While a basic or stripped-down device may be a great option for a new smartphone user, people with disabilities or special access needs may actually benefit from a more premium phone. Top-of-the-range smartphones often have extensive accessibility features to help the disabled or physically impaired to navigate their phone. For example, one-touch assistants like the iPhone’s Siri interface or Microsoft’s Cortana can be helpful for people with poor vision, and voice-to-text options can help speed communication. By considering your particular needs, you will be able to match yourself with a mobile device with the facilities that suit your needs.

Not The Right Choice?

Smartphones are not always going to be the right choice for everyone. This is usually due to one of three factors: usability, cost, and availability of training on how to use the technology.

If texting and talking are all that you require of a mobile phone then a more traditional flip phone with the raised buttons is a sound choice. Companies such as Samsung, LG, and Nokia still manufacture flip phones tailored specifically for seniors. These feature large buttons and enhanced sound quality to make the operation of the device easier.

Press-button flip-phones are still available from some major manufacturers .

Press-button flip-phones are still available from some major manufacturers .

Which Phone Is Best?

Unfortunately, there’s no one-size-fits-all option. The short answer to deciding which smartphone is best for you is the one that meets your specific needs and requirements.

In addressing the basics of your requirements and interests it is likely you have developed a better idea of what you’re looking for. With a sound idea of your requirements, interests, and budget, it’s time to do a little research.

Another sound idea is to talk about your ideas with a friend or loved one. Discuss with the people with whom you wish to be in touch the best ways to contact them. Do you want to share photos with them? Do they want to send you links to content of interest? A fun discussion with people you know may help you refine your choices from among the ever-changing options available on the market.

How will a smartphone change the way you communicate?

How will a smartphone change the way you communicate?

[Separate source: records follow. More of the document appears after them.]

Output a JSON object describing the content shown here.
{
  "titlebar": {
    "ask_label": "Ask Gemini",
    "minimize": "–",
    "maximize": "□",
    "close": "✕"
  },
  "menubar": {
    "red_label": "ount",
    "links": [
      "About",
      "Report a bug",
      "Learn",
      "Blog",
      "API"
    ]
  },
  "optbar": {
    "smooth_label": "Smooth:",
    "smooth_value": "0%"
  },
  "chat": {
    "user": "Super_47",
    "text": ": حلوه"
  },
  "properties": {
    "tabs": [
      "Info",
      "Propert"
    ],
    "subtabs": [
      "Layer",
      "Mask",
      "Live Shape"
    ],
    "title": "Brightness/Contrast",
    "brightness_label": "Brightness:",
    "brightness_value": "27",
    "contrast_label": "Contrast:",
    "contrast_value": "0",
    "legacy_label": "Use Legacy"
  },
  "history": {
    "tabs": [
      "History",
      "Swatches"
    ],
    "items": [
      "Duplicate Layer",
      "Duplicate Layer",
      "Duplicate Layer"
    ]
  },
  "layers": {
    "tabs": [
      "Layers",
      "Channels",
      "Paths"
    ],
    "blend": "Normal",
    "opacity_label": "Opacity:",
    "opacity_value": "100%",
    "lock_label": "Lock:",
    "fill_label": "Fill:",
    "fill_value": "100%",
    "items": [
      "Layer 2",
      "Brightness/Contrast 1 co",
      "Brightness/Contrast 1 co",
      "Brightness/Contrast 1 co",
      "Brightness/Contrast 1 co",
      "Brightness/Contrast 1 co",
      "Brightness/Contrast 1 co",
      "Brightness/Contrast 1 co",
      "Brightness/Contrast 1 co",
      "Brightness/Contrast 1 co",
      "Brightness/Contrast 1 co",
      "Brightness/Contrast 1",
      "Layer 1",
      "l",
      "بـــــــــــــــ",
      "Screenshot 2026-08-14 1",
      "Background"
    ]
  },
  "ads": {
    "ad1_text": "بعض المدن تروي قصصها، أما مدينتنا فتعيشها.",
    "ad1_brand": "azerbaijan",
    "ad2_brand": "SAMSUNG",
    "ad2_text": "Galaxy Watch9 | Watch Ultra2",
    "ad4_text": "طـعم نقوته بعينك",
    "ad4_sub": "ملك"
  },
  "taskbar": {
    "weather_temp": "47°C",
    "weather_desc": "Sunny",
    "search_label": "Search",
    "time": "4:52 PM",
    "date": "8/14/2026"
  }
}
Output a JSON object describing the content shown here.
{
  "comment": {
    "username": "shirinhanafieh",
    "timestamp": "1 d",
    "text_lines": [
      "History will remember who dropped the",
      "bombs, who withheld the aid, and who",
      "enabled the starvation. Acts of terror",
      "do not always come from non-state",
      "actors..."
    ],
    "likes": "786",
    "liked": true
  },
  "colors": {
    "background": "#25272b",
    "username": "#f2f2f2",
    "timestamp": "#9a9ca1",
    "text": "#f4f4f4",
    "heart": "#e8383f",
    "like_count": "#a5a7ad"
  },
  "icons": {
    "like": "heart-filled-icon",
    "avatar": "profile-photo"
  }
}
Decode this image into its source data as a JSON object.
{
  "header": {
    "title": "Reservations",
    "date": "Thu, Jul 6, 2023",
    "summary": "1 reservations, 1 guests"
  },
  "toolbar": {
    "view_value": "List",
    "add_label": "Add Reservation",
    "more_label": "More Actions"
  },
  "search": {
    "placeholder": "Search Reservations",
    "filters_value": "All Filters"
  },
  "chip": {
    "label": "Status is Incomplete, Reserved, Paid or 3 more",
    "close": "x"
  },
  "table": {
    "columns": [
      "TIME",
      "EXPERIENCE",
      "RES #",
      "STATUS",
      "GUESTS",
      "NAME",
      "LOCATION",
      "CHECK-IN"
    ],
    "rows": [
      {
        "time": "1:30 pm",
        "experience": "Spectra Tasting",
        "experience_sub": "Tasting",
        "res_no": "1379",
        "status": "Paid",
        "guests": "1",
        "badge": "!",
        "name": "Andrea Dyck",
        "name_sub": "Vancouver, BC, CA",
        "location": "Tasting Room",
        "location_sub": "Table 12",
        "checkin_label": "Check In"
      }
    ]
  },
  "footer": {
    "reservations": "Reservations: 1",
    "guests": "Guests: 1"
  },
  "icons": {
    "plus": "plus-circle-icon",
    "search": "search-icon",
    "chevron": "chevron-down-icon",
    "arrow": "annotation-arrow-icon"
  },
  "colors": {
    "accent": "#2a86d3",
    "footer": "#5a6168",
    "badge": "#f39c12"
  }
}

Don’t forget the experts! Nowadays, because of the rapidly growing market and increased interest in technology and smartphones by the senior demographic, there are more trained salespeople at outlets and specialist shops than ever before. Smartphones can be bought through a variety of network providers, and a friendly Southern Phone team member would be delighted to help you address any other questions you may have to do with your budget, needs, and technological skill.

Choosing and using a smartphone doesn’t have to be complicated. All it requires is a little research and you could soon be on your way to enjoying 21st-century communication at the same pace as your family. And who doesn’t love the thought of being a cool senior?